Renowned American Journalist Joseph Pulitzer had allegedly said that: “if a country is a sailing boat in the sea, then the journalist is the observer on the bow, he should monitor everything in the endless sea, pay attention to the unpredictable things and shallow reefs, and give warning in a timely manner.” The Chinese people have long been indifferent toward official newspapers that have completely severed their social pain nerves. When I was in the country (before 2001), subscription of the People's Daily was already a political task assigned by the Central Propaganda Department which must be fulfilled. Nowadays, anyone who is seen reading that newspaper in public venue would be laughed at—which was what Kato Yoshikazu, a Japanese young man, said to have experienced in a recent interview. Chinese netizens are also mocking the Central Television stations and QiuShi, a Party Central committee's publication, both serve as mouthpieces. The widely circulated comment that compared “the difference between computers and Televisions” was included in famous saying on the internet, used to create animation and ridiculed incisively and vividly. That comment went: as soon as you switch on a computer, you'd feel the darkness of society: corrupt officials, evil forces running rampant, widespread poverty, as though a [revolution] would soon break out; yet once you turn on a telly, you'd feel it's a harmonious society: everyone's happy, people are all singing and dancing, it's all peaceful, there's long-term stability, and nothing would happen in a hundred years. Computers are like real life snapshots, and tellies are like wedding photos. In China, we can't afford to use cooking oil, the walkway; going to school, seeing a doctor, or buying a flat are all above our means; we don't even have enough to get ourselves a grave!

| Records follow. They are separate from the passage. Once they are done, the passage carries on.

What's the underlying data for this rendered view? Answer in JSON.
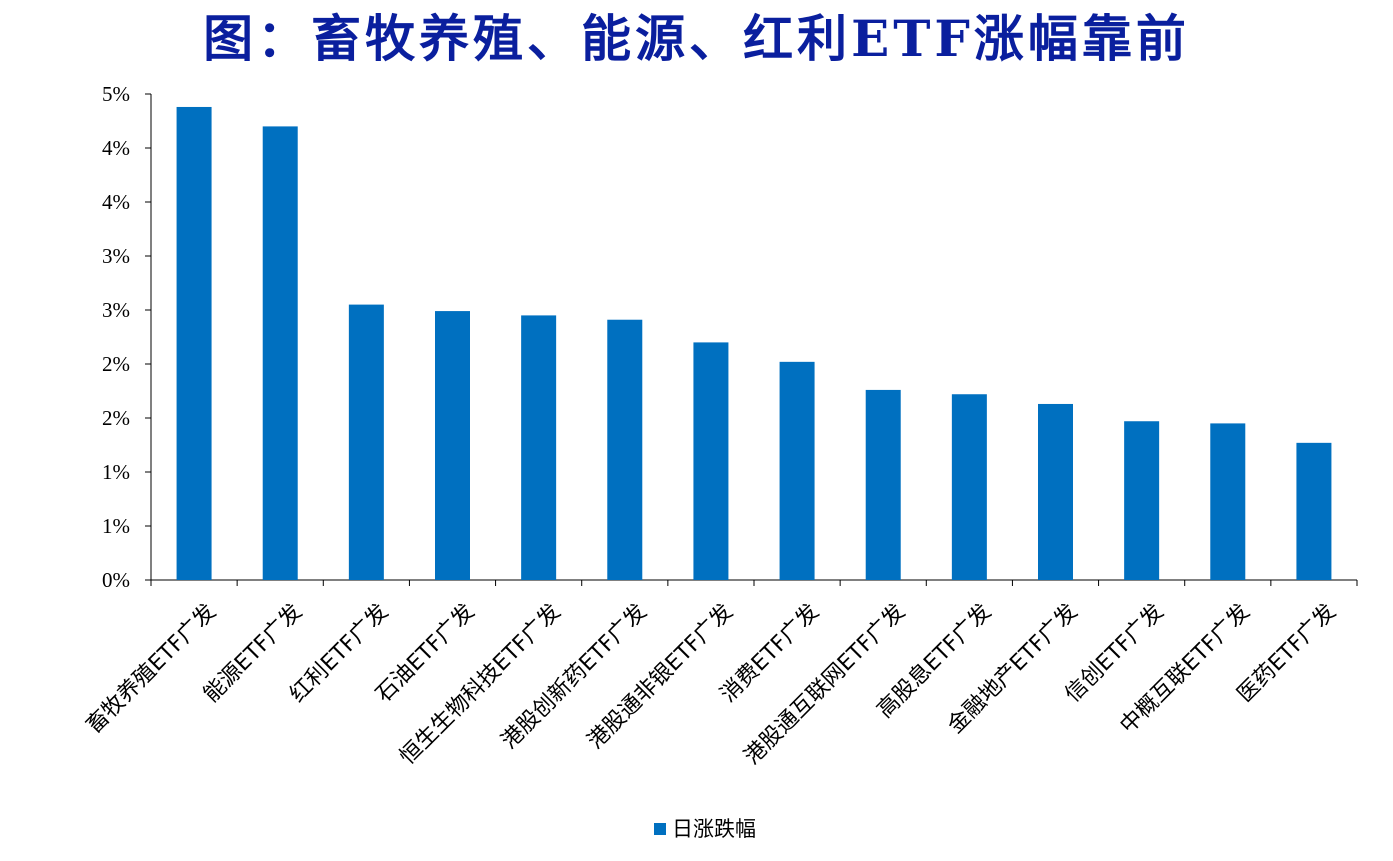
{
  "title": "图：畜牧养殖、能源、红利ETF涨幅靠前",
  "colors": {
    "title": "#0a1f9e",
    "bar": "#0070c0",
    "axis": "#000000"
  },
  "chart_data": {
    "type": "bar",
    "categories": [
      "畜牧养殖ETF广发",
      "能源ETF广发",
      "红利ETF广发",
      "石油ETF广发",
      "恒生生物科技ETF广发",
      "港股创新药ETF广发",
      "港股通非银ETF广发",
      "消费ETF广发",
      "港股通互联网ETF广发",
      "高股息ETF广发",
      "金融地产ETF广发",
      "信创ETF广发",
      "中概互联ETF广发",
      "医药ETF广发"
    ],
    "series": [
      {
        "name": "日涨跌幅",
        "values": [
          4.38,
          4.2,
          2.55,
          2.49,
          2.45,
          2.41,
          2.2,
          2.02,
          1.76,
          1.72,
          1.63,
          1.47,
          1.45,
          1.27
        ]
      }
    ],
    "yticks": [
      "0%",
      "1%",
      "1%",
      "2%",
      "2%",
      "3%",
      "3%",
      "4%",
      "4%",
      "5%"
    ],
    "ylim": [
      0,
      4.5
    ],
    "ytick_step": 0.5,
    "legend": "bottom-center",
    "grid": false
  }
}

It's too costly to eat vegetables, to repay debts, to sue, to upset the officials, to rear a child, and to love. We couldn't bear our conscience or to help a stumbled elderly person. How amazing it is that we are still alive. Please forward if you agree. If you don't, go watch Xinwen Lianbo (News Simulcast)

I think, in future when people can write freely about China’s history of journalism, media outlets such as the People’s Daily would definitely be included to show the future generations this: how government-controlled mouthpieces talked black into white, paying no attention to the people's grievances and curried favor with those in power.